Shrill Season 2 Gets to the Mother of All Food Stigmas
The second season of the Hulu series has Aidy Bryant’s heroine not giving a damn what people say to her—well, everyone but her mother.
Photo Courtesy of Hulu
The first season of Hulu’s dramedy Shrill was a cheery primal scream of body positivity for those in the fat* community and others who have felt bullied because of their appearance, particularly their weight. Aidy Bryant’s heroine, Annie, finds her voice as a writer, feels accepted at a pool party full of similarly shaped women, gets the doofus paramour who was previously ashamed of her to treat her with respect, tells off her boss who publicly fat-shames her, and (eventually) confronts the stranger who has been trolling her online—an event that culminated in her (legally unwise, but probably still therapeutic) decision to bludgeon his car with his own flower pots after she tracks him down to his house and he makes a pass at her.
Note: *Although there is stigma behind the word fat and who is allowed to use it, we are choosing to use it here as that is the word the writers of Shrill use in the series.
The second season, which premiered January 24 on the streaming channel, finds Annie’s story and world broadening. Her writing takes on other issues—like the contradictory world of women’s empowerment seminars that cost a fortune and also sell products aimed at fixing the flaws you didn’t even know you had—along with a confidence to explore career mobility. Better dating options also present themselves.
When Annie’s weight is brought up in the second season of Shrill, it is usually in a matter-of-fact, passing manner, like an experience of “chub rub,” or thigh chafing, while covering the aforementioned seminar (as someone who has never had a thigh gap, I relate). When it’s more pointed, though, the show mostly goes right to the source of her feelings of inadequacy: her mother.

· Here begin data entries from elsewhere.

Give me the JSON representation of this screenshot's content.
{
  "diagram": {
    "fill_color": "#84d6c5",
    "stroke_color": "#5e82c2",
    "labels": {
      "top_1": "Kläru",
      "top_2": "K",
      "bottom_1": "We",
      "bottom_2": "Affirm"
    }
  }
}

An embodiment of the therapists’ favorite saying “if it’s not one thing, it’s a mother,” Julia Sweeney’s depiction of Annie’s mom, Vera, is well-meaning if controlling. She’s a boomer looking for purpose now that she’s an empty nester who is also coming to terms with her own life regrets (this season, she takes a brief detour from the show’s setting of Portland, Oregon to Vancouver, BC to investigate memories of her misspent youth. She comes away with a hat).
Vera also cannot help herself from needling Annie about any caloric intake that might be deemed excess. Bread as part of the meal at the restaurant when she meets Annie’s boyfriend? The waiter might as well have offered her a bomb. A reminder that she used to monitor her daughter’s chocolate chip intake? Defensiveness that this was all meant to help her with math homework. A bitterness that Annie had previously referenced all of these lingering issues in a personal essay? Still very much harbored.
None of this necessarily makes Vera a bad parent or suggests that she and Annie cannot get along (Vera is willing to let her kid borrow some dope earrings to wear to a colleague’s ‘70s-themed birthday party at the roller rink).
But it’s also extremely familiar to myself and so many others, regardless of our body shapes. In a childhood memory solidified in my brain, my mother pulls me aside on the playground to point at another, chubbier, little girl happily playing nearby. She offers a cautionary tale that this is my future if I keep eating ice cream. As an already poorly dressed, crooked-teethed kid who was mocked daily for my unattractiveness, this warning came with a layering message that fat equals ugly; fat means you’re unpopular; fat means you will not find love.